Bila Remus mampu membunuh Romulus, saudara kembarnya demi sebuah keagungan. Agar dalam sejarah namanya terukir indah sebagai pendiri kota Roma, maka kisah kita nyaris tak berbeda, saudaraku. Hanya saja aku tak pernah membunuhmu, kematianlah yang datang padamu dan memberikan hidup untuk tubuh sekaratku, aku berhutang padamu., walau tanpa izinmu tapi hati itu kini berada dalam tubuhku, separuh bagian berharga dari dirimu, tapi…memang tak hanya itu, nama hingga tahtamupun kini menjadi milikku walaupun ini tak pernah jadi inginku.
Inilah yang kubayar untuk sebuah kehidupan, kematian memilihmu, alih-alih aku, walau raga ini milikku tapi aku tetaplah dirkui, saudaraku. Kita berbagi tubuh walau tak ada yang pernah tahu, tapi bila kau hidup dalam tubuhku, laranganku hanyalah satu, selain itu lakukanlah sesukamu, kecuali itu… jangan pernah lukai putriku.
Putri? Dia putrimu secara emosional, tapi secara biologis? Dia milikku.
Putriku. Akan kuubah segalanya untukmu, takkan kubiarkan kamu terpenjara dalam dongeng penuh drama yang saudaraku ciptakan untukmu
Saudaraku, kita berbeda, walau sekarang berada dalam raga yang sama. Akan kubawakan realita indah untuk putriku tercinta. Aku lelah dengan dongeng yang akhirnya menjadikanku tak lebih dari seonggok parasit seperti sekarang ini. Takkan kubiarkan dongeng itu terulang lagi….takkan pernah.
***
Ketika aku hanya bocah kecil aku tau hidupku tak bahagia, tak ada cinta disana, tak ada kehangatan. Otakku diajari untuk mengakrabi kebencian, tapi ketika buku dongeng itu terbuka dan memberiku kisah nyata. Untuk pertama kalinya aku merasakan rasa yang berbeda, yang disebut cinta.

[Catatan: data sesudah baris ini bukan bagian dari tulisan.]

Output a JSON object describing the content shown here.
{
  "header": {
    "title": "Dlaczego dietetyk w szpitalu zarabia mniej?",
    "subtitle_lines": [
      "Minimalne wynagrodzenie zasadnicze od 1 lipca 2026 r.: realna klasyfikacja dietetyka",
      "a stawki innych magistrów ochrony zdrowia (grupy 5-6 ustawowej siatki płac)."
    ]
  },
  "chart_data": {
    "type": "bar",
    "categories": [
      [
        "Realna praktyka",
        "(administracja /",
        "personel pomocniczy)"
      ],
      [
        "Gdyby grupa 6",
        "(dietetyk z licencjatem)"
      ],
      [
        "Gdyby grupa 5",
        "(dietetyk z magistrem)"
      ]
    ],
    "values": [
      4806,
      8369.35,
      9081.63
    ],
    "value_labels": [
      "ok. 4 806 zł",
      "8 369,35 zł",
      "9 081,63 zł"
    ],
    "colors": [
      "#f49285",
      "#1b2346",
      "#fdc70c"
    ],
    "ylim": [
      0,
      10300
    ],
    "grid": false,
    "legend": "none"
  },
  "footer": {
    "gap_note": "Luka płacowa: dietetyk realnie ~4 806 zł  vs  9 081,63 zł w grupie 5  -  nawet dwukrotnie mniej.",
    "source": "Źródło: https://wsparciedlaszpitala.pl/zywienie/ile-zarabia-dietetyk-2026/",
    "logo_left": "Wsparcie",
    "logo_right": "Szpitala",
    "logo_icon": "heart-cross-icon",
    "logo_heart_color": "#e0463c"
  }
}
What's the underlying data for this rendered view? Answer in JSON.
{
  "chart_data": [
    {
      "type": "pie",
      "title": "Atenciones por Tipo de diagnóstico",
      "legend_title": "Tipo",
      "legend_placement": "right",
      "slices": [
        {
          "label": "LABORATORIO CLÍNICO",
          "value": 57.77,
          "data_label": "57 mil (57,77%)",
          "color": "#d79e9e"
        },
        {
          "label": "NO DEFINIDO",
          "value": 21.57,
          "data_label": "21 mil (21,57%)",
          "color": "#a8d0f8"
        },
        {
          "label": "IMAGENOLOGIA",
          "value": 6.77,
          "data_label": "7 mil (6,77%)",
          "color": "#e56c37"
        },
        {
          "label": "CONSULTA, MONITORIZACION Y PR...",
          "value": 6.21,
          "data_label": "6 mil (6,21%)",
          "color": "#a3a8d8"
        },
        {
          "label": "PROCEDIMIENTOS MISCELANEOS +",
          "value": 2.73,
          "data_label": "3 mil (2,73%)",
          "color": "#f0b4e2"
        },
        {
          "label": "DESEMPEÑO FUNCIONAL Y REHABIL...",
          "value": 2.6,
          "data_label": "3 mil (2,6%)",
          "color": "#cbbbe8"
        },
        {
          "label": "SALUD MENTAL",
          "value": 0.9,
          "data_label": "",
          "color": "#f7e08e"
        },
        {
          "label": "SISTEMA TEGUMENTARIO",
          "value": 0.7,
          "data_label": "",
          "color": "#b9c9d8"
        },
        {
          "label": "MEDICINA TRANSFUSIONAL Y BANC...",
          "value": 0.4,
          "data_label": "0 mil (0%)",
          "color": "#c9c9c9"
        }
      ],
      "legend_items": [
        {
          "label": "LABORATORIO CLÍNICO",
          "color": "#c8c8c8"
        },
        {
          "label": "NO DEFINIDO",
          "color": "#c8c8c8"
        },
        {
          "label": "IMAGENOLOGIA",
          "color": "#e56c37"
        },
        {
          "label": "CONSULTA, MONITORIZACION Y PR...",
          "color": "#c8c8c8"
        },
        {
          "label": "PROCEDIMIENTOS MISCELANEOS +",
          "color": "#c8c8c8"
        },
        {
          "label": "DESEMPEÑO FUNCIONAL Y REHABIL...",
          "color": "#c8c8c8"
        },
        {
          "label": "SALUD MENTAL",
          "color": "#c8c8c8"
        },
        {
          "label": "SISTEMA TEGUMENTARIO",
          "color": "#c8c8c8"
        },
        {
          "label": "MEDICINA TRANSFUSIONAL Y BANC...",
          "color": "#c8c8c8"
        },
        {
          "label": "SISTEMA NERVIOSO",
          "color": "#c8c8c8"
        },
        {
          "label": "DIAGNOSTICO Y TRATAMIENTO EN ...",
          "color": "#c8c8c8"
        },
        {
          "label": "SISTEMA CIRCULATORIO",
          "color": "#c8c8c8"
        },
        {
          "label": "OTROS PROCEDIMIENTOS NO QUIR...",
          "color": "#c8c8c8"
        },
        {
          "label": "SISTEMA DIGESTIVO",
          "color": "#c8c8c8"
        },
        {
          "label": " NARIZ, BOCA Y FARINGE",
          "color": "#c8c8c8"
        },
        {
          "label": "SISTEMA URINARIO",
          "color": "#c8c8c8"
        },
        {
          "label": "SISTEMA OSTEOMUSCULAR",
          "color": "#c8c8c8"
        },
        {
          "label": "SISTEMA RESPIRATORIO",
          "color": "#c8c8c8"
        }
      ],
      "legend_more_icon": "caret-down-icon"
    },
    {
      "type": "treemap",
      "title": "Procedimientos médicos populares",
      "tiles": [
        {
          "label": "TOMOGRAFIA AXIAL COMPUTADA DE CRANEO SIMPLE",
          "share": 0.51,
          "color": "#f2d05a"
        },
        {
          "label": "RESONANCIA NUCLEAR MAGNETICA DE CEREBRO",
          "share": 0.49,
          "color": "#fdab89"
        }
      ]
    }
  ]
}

Sang Pangeran dan Pengemis, bukan hanya dongeng klasik Mark Twain. Itu kisah hidupku; Akulah sang pangeran, dan saudaraku yang malang adalah pengemisnya. Dipertemukan secara sengaja oleh takdir. Aku jatuh cinta pada wajah yang nyaris sama denganku. Jatuh cinta dengan sosok penuh cinta yang adalah bagian dari hidupku. Cinta yang seharusnya, tapi tak pernah diajarkan ayah.
Ayahku…kejam, memilih membuang putra bungsunya, saudara kembarku. Karena apa? Karena kita terlalu sama, nyaris tak ada beda.
Dikhawatirkan akan menimbulkan bencana Merebut tahta haramnya. Sebuah mitos yang penuh dengan kebodohan.
Ketika aku hanya laki-laki kecil, kuingin menukarkan segalanya agar aku bisa berada dalam posisinya. Dalam kesederhanaan, dalam kebahagiaan, dalam kehangatan panti asuhan. Ingin kutukarkan dengan tahta yang hanya mengajarku dengan penuh kebencian.
Kenangan masa kecil yang ingin kulupakan.
“Tidak ada cinta! Ingatlah!” aku berteriak pada diri sendiri. Aku menghempas sebuah tinju keras pada cermin raksasa di depanku. Kaca-kaca retak itu menampilkan bayanganku. Tapi tak kulihat diriku di sana…ya…aku tak pernah ada. Bukan aku bayangan di dalam kaca, hanya saudara sejiwaku, yang mencoba membujukku untuk menyerah, kembali ke tempat seharusnya. Maaf, tapi itu takkan pernah.